Kobe Journal of Medical Sciences, 1999
TI: Evaluation of local platelet deposition during laser thermal angioplasty.
AU: Nakagiri-K; Okada-M; Tsuji-Y; Yoshida-M; Yamashita-T
AD: Department of Surgery, Kobe University School of Medicine.
SO: Kobe-J-Med-Sci. 1999 Aug; 45(3-4): 137-48
AB: Laser thermal angioplasty is one of the brand-new transluminal interventions for arterial occlusive disease. And one of the most important prognostic factors of this intervention is the degree of local platelet deposition which causes the acute platelet thrombus and increases the proliferation of smooth muscle cells. The purpose of this study is to assess the degree of platelet deposition on the laser ablated area and to investigate the optimal conditions of laser ablation from the point of thrombogenesis. First of all, the laser ablations of various delivered energy were carried out on canine femoral arteries, then thrombus formation after laser ablation was evaluated with angioscopy.
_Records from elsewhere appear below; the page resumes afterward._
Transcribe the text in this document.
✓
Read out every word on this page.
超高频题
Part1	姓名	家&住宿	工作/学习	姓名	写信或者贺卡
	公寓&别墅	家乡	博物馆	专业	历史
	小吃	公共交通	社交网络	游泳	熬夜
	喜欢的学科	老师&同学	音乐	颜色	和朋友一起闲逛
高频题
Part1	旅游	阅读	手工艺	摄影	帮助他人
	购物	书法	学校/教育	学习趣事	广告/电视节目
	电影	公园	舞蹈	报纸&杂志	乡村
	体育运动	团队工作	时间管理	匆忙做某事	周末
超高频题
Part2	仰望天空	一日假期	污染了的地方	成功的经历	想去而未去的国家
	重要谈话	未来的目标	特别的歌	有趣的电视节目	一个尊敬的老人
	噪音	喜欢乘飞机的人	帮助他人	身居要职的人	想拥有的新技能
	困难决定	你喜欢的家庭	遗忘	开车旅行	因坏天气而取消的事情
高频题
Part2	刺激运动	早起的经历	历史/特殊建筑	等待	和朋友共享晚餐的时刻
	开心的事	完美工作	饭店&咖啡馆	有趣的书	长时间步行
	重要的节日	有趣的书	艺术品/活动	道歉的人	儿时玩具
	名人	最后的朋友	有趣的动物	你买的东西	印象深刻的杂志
No thrombus was recognized on all ablated areas in the cases with a laser energy of 16 Joule (J) and 20 J. On the other hand, small thrombus on the ablated area was observed in 1 of 4 cases (25%) with that of 24 J, and in 2 of 4 cases (50%) with that of 30 J. Then, the degree of platelet deposition on the laser ablated area was evaluated with platelet labeled radioimmunoassay. Laser ablations were employed in canine femoral arteries varying delivered laser energy. There were no differences in the numbers of platelet deposition when the laser energy for one shot was within 24 J. The numbers of platelet deposition with a laser energy of 30 J and 45 J were significantly (p < 0.05) higher than those with a laser energy within 24 J. The numbers of platelet deposition were gradually increased related to the frequency of laser ablations, and the numbers of platelet depositions in 10 repeated laser ablations of 16 J and 20 J were significantly (p < 0.05) higher than that in single laser ablation of 16 J and 20 J. From the aspect of local platelet deposition, the optimal laser energy for one shot should be restricted within 24 J and the repeated ablation was the most appropriate method of laser thermal ablation.